What would happen if an amendment to the US constitution was passed repealing the entire constitution? What would the legal status of the states, DC, and the territories be after the dissolution of the federal government?

  • 1
    If such an amendment were passed in practice, there would be some provision made for transition (either a new federal constitution or a system for the disposition of federal debts, assets, etc.). Are you asking what would happen if no such provisions were made?
    – phoog
    Jun 16 at 7:36
  • -1 Any such amendment ought to make provision for the new state of things.It is speculation to try to guess what that provision might be. If no such provision were made , then the courts or some authority would have to make one, there is no telling what it would be. Jun 16 at 14:59
  • Should I delete the question?
    – Someone
    Jun 16 at 18:00
  • I don't understand the downvotes. There's a legally correct answer to this.
    – bdb484
    Jun 16 at 19:08
  • @phoog yes, I'm asking what would happen if the amendment repealed the Constitution and did nothing else.
    – Someone
    Jun 16 at 19:09

1 Answer 1


The United States of America treats each individual state as a sovereign entity, subject to constraints imposed by the Constitution.

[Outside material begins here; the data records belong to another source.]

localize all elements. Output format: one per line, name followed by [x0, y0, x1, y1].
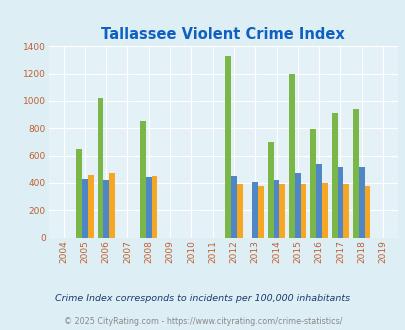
Bar: [300, 184, 306, 238]
Bar: [267, 142, 273, 238]
Bar: [310, 129, 315, 238]
Bar: [225, 56, 230, 238]
Bar: [109, 173, 115, 238]
Bar: [236, 183, 242, 238]
Bar: [364, 186, 369, 238]
Bar: [87, 175, 93, 238]
Bar: [358, 167, 364, 238]
Bar: [230, 176, 236, 238]
Bar: [258, 186, 263, 238]
Bar: [321, 183, 327, 238]
Bar: [337, 167, 342, 238]
Bar: [315, 164, 321, 238]
Bar: [331, 113, 337, 238]
Bar: [252, 182, 258, 238]
Bar: [76, 149, 82, 238]
Bar: [145, 177, 151, 238]
Bar: [82, 179, 87, 238]
Bar: [352, 109, 358, 238]
Bar: [97, 98, 103, 238]
Bar: [288, 74, 294, 238]
Bar: [103, 180, 109, 238]
Text: © 2025 CityRating.com - https://www.cityrating.com/crime-statistics/: © 2025 CityRating.com - https://www.city…: [64, 317, 341, 326]
Bar: [273, 180, 279, 238]
Text: Crime Index corresponds to incidents per 100,000 inhabitants: Crime Index corresponds to incidents per…: [55, 294, 350, 303]
Bar: [151, 176, 157, 238]
Bar: [140, 121, 145, 238]
Bar: [294, 173, 300, 238]
Bar: [279, 184, 284, 238]
Bar: [342, 183, 348, 238]
Title: Tallassee Violent Crime Index: Tallassee Violent Crime Index: [101, 27, 344, 42]
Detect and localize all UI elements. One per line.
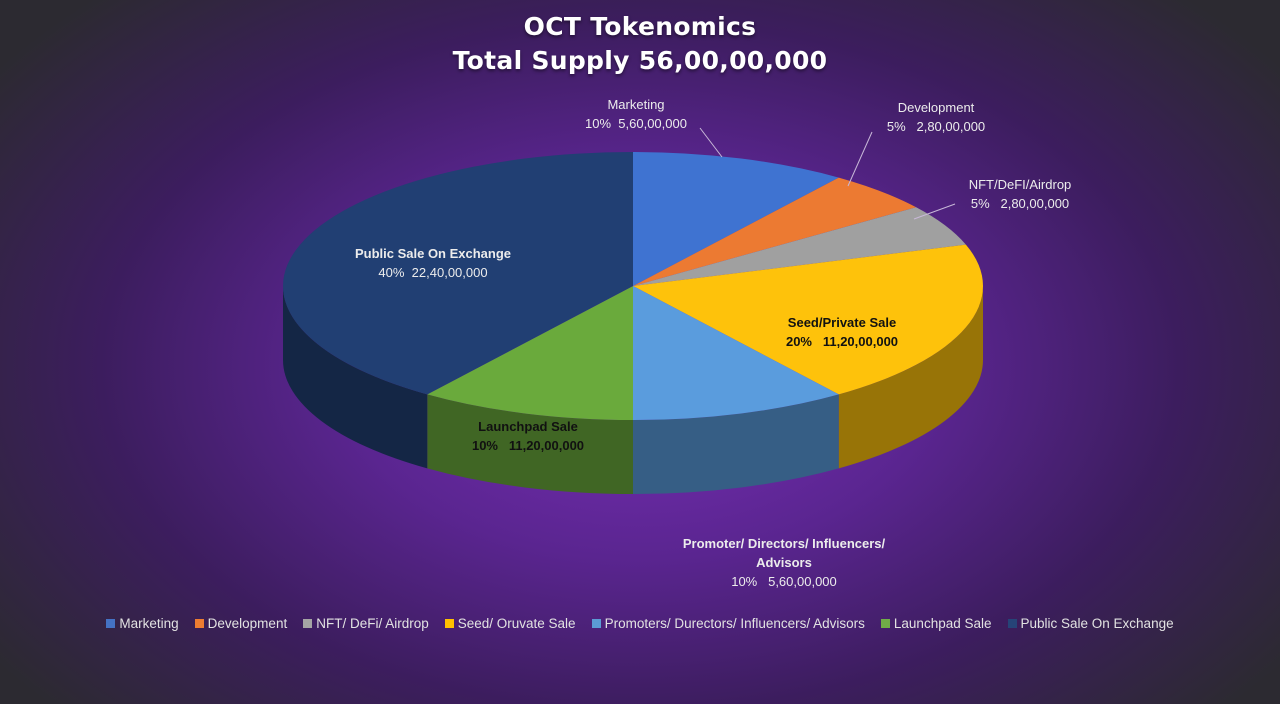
label-nft-name: NFT/DeFI/Airdrop [968, 177, 1072, 192]
legend-label: Launchpad Sale [893, 616, 992, 631]
label-launchpad: Launchpad Sale 10% 11,20,00,000 [472, 417, 584, 455]
label-marketing-name: Marketing [607, 97, 665, 112]
leader-line [913, 203, 956, 220]
legend-swatch [194, 619, 204, 628]
leader-line [699, 127, 723, 158]
label-public-sale-name: Public Sale On Exchange [354, 246, 512, 261]
legend: Marketing Development NFT/ DeFi/ Airdrop… [0, 616, 1280, 631]
label-development-name: Development [897, 100, 975, 115]
legend-item-nft: NFT/ DeFi/ Airdrop [303, 616, 429, 631]
legend-swatch [880, 619, 890, 628]
legend-swatch [444, 619, 454, 628]
legend-label: Marketing [119, 616, 179, 631]
label-seed: Seed/Private Sale 20% 11,20,00,000 [786, 313, 898, 351]
label-launchpad-name: Launchpad Sale [478, 419, 578, 434]
pie-slice-launchpad-sale [427, 286, 633, 420]
label-public-sale: Public Sale On Exchange 40% 22,40,00,000 [355, 244, 511, 282]
legend-swatch [1007, 619, 1017, 628]
legend-item-public-sale: Public Sale On Exchange [1007, 616, 1174, 631]
label-promoters-name-1: Promoter/ Directors/ Influencers/ [682, 536, 886, 551]
legend-item-promoters: Promoters/ Durectors/ Influencers/ Advis… [591, 616, 865, 631]
legend-label: NFT/ DeFi/ Airdrop [316, 616, 429, 631]
legend-label: Promoters/ Durectors/ Influencers/ Advis… [604, 616, 865, 631]
legend-swatch [591, 619, 601, 628]
label-nft: NFT/DeFI/Airdrop 5% 2,80,00,000 [969, 175, 1072, 213]
legend-item-development: Development [194, 616, 288, 631]
label-public-sale-value: 40% 22,40,00,000 [378, 265, 488, 280]
pie-side-promoter-directors-influencers-advisors [633, 394, 839, 494]
chart-subtitle: Total Supply 56,00,00,000 [452, 46, 828, 75]
label-marketing-value: 10% 5,60,00,000 [585, 116, 687, 131]
label-promoters-value: 10% 5,60,00,000 [731, 574, 837, 589]
legend-item-marketing: Marketing [106, 616, 179, 631]
label-development-value: 5% 2,80,00,000 [886, 119, 986, 134]
label-seed-name: Seed/Private Sale [787, 315, 897, 330]
label-seed-value: 20% 11,20,00,000 [785, 334, 899, 349]
legend-item-launchpad: Launchpad Sale [880, 616, 992, 631]
pie-side-public-sale-on-exchange [283, 286, 428, 469]
label-launchpad-value: 10% 11,20,00,000 [471, 438, 585, 453]
pie-slice-seed-private-sale [633, 244, 983, 395]
pie-side-seed-private-sale [838, 286, 983, 469]
label-nft-value: 5% 2,80,00,000 [970, 196, 1070, 211]
label-development: Development 5% 2,80,00,000 [887, 98, 985, 136]
chart-title: OCT Tokenomics [523, 12, 757, 41]
legend-label: Seed/ Oruvate Sale [457, 616, 576, 631]
pie-slice-public-sale-on-exchange [283, 152, 633, 395]
pie-side-launchpad-sale [427, 394, 633, 494]
pie-slice-development [633, 177, 917, 286]
pie-slice-nft-defi-airdrop [633, 207, 966, 286]
pie-slice-promoter-directors-influencers-advisors [633, 286, 839, 420]
legend-swatch [106, 619, 116, 628]
leader-line [847, 131, 873, 187]
label-promoters: Promoter/ Directors/ Influencers/ Adviso… [683, 534, 885, 591]
legend-swatch [303, 619, 313, 628]
legend-label: Public Sale On Exchange [1020, 616, 1174, 631]
legend-item-seed: Seed/ Oruvate Sale [444, 616, 576, 631]
label-promoters-name-2: Advisors [756, 555, 812, 570]
legend-label: Development [207, 616, 288, 631]
label-marketing: Marketing 10% 5,60,00,000 [585, 95, 687, 133]
pie-slice-marketing [633, 152, 839, 286]
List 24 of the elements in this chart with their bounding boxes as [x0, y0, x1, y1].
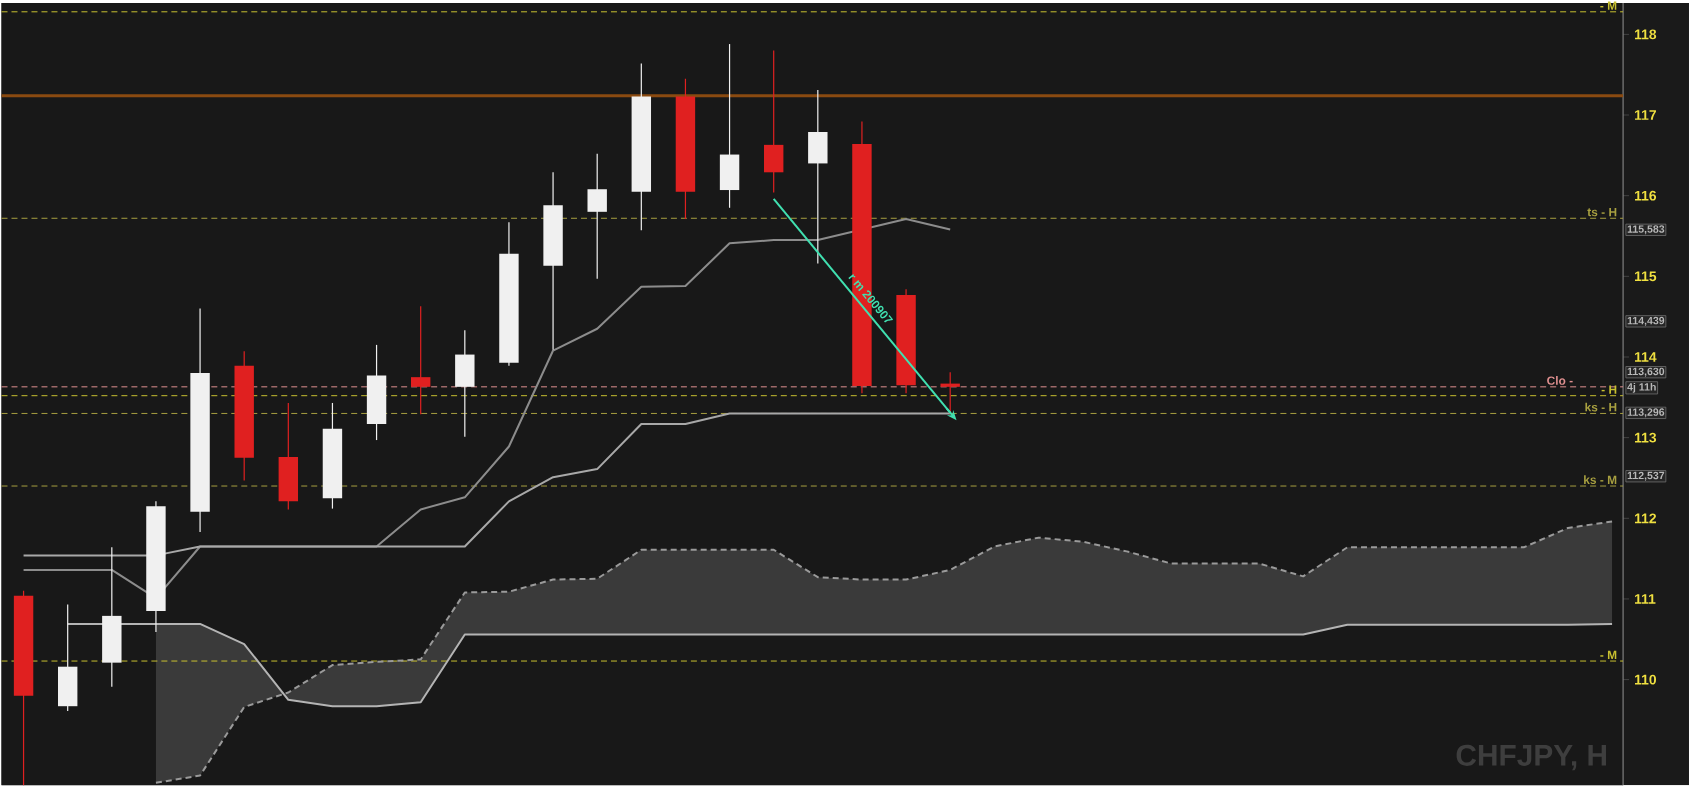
text: 4j 11h [1627, 382, 1656, 393]
y-tick-label: 118 [1635, 29, 1657, 40]
y-tick-label: 112 [1635, 513, 1657, 524]
ref-line-label: ks - M [1584, 475, 1617, 485]
ref-line-label: - H [1601, 385, 1617, 394]
ref-line-label: ts - H [1587, 208, 1617, 217]
y-tick-label: 116 [1635, 190, 1657, 201]
ref-line-label: ks - H [1585, 402, 1617, 412]
y-tick-label: 110 [1635, 674, 1657, 685]
y-tick-label: 117 [1635, 110, 1656, 120]
ref-line-label: - M [1600, 650, 1617, 660]
text: 113,296 [1627, 408, 1665, 418]
ref-line-label: Clo - [1547, 376, 1573, 385]
text: 113,630 [1627, 367, 1665, 377]
candlestick [410, 305, 431, 415]
y-tick-label: 114 [1635, 352, 1657, 362]
text: 115,583 [1627, 225, 1665, 235]
y-tick-label: 111 [1635, 594, 1656, 604]
y-tick-label: 113 [1635, 432, 1657, 443]
ref-line-label: - M [1600, 1, 1617, 10]
candlestick [587, 153, 607, 280]
text: 114,439 [1627, 316, 1665, 326]
text: 112,537 [1627, 471, 1665, 481]
y-tick-label: 115 [1635, 271, 1657, 282]
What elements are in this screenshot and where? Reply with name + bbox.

If the entire Constitution were repealed without providing for any successor constitution, the 50 states would become individual nations. I'd expect DC to revert to Maryland, which ceded that property to the federal government, and the territories would become independent entities, as well.

  • 1
    This a plausible but very speculative answer about an amendment or Act that has not even been seriously proposed much less passed. The exact content of such an amendment is unknown, The way in which the courts of the several states might interpret such an amendment is unknown. Thus this answer in only speculation Jun 16 at 20:40
  • @DavidSiegel Suppose the text of the amendment is "The Constitution of the United States of America is hereby repealed in its entirety."
    – Someone
    Jun 16 at 20:51
  • @Someone How the various state courts (and legislatures) would interpret their subsequent status is still speculation. Jun 16 at 20:55
  • How courts would interpret any law or fact pattern is speculation. That doesn't render informed analysis impossible.
    – bdb484
    Jun 16 at 20:58
  • @DavidSiegel if the federal government packed up and went home, what ruling could any state court make to change this answer? How could any state assert that it was anything other than an independent sovereign state? What else could it be? But this answer doesn't go nearly far enough into the unresolved questions that would persist, in particular the disposition of federal assets (real property at home and abroad, gold reserves, money, commodities, etc.) and liabilities, as well as the chaos that would ensue as the North American air traffic system would need to be completely reorganized, etc.